Il mandato missionario dato dal Signore non puo’ essere compiuto – insegnava Paolo VI – senza portare avanti un’evangelizzazione della cultura e delle culture della nostra epoca. Per questo, seguendo la logica dell’Incarnazione e della Redenzione, sara’ importante inserire il Vangelo nelle diverse culture in modo che queste siano introdotte nella vita della Chiesa e, in tal modo, la fede stessa si faccia cultura, creando comunita’ che riflettano e si impegnino ad incarnare modelli di fede, validi per oggigiorno.

Il sacerdote, pastore della comunita’ cristiana, si vede spinto, sempre di piu’, a cercare di portare avanti una sintesi personale tra fede e cultura, con creativita’, audacia e spirito di discernimento.

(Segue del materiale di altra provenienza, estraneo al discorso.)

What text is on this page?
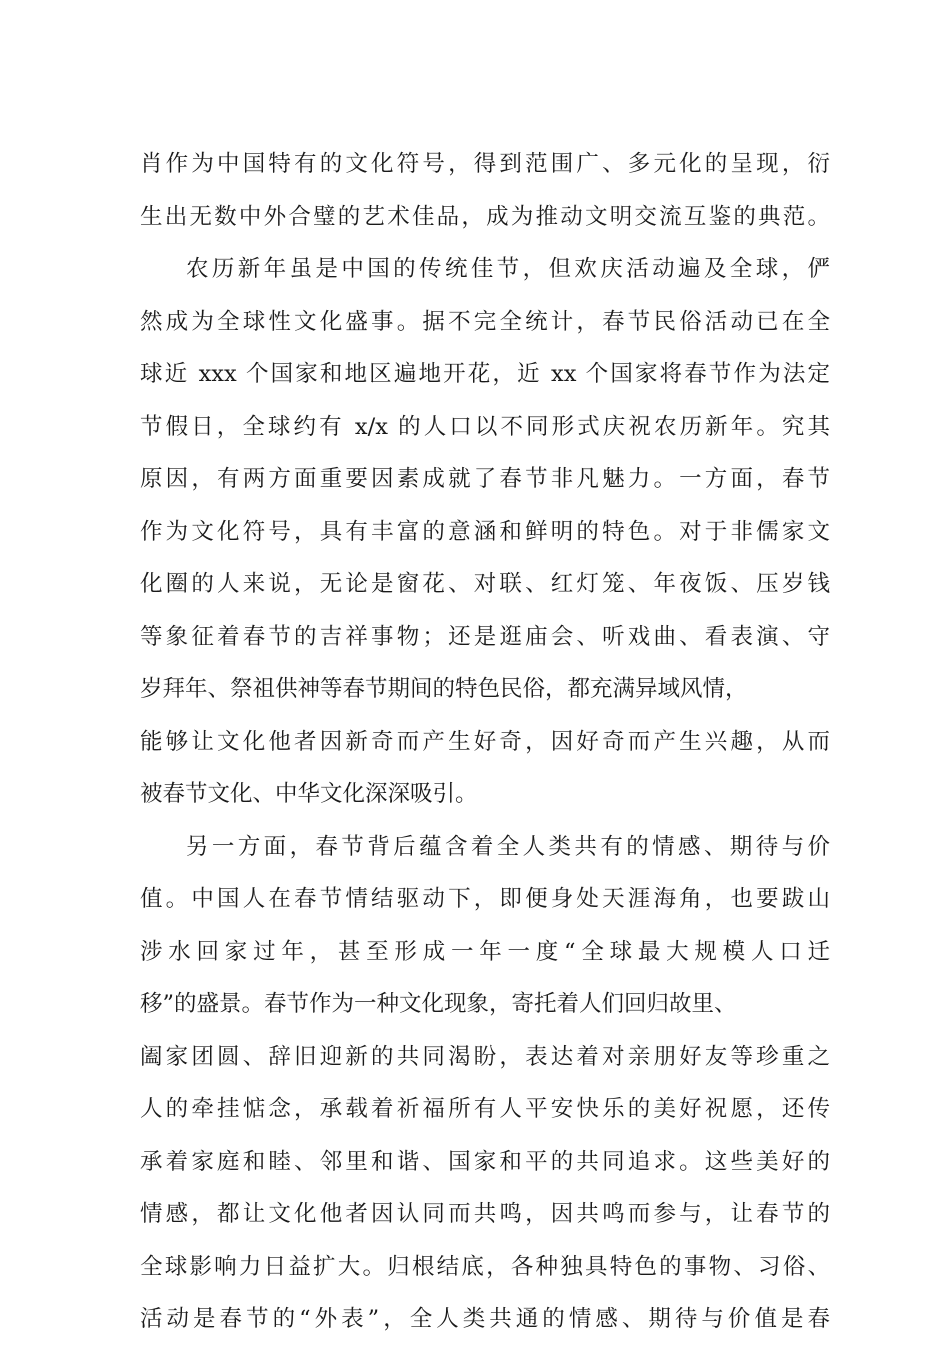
肖作为中国特有的文化符号，得到范围广、多元化的呈现，衍
生出无数中外合璧的艺术佳品，成为推动文明交流互鉴的典范。
农历新年虽是中国的传统佳节，但欢庆活动遍及全球，俨
然成为全球性文化盛事。据不完全统计，春节民俗活动已在全
球近 xxx 个国家和地区遍地开花，近 xx 个国家将春节作为法定
节假日，全球约有 x/x 的人口以不同形式庆祝农历新年。究其
原因，有两方面重要因素成就了春节非凡魅力。一方面，春节
作为文化符号，具有丰富的意涵和鲜明的特色。对于非儒家文
化圈的人来说，无论是窗花、对联、红灯笼、年夜饭、压岁钱
等象征着春节的吉祥事物；还是逛庙会、听戏曲、看表演、守
岁拜年、祭祖供神等春节期间的特色民俗，都充满异域风情，
能够让文化他者因新奇而产生好奇，因好奇而产生兴趣，从而
被春节文化、中华文化深深吸引。
另一方面，春节背后蕴含着全人类共有的情感、期待与价
值。中国人在春节情结驱动下，即便身处天涯海角，也要跋山
涉水回家过年，甚至形成一年一度“全球最大规模人口迁
移”的盛景。春节作为一种文化现象，寄托着人们回归故里、
阖家团圆、辞旧迎新的共同渴盼，表达着对亲朋好友等珍重之
人的牵挂惦念，承载着祈福所有人平安快乐的美好祝愿，还传
承着家庭和睦、邻里和谐、国家和平的共同追求。这些美好的
情感，都让文化他者因认同而共鸣，因共鸣而参与，让春节的
全球影响力日益扩大。归根结底，各种独具特色的事物、习俗、
活动是春节的“外表”，全人类共通的情感、期待与价值是春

Un continuo e serio impegno di formazione permanente sara’ il canale che gli permetta di contribuire efficacemente a che la necessaria pastorale della cultura dia frutti in un rinnovato annuncio del Vangelo negli areopaghi del nostro tempo, affinche’ la Parola di Salvezza crei, con il suo potere trasformatore, un nuovo umanesimo in grado di illuminare “culture trasformate dalla prodigiosa novita’ di Cristo”. Culture che permettano agli uomini di oggi – come scrive Giovanni Paolo II in Fede e ragione – di “scoprire la loro capacita’ di conoscere la verita’ ed il loro anelito ad un sentimento ultimo e definitivo dell’esistenza”.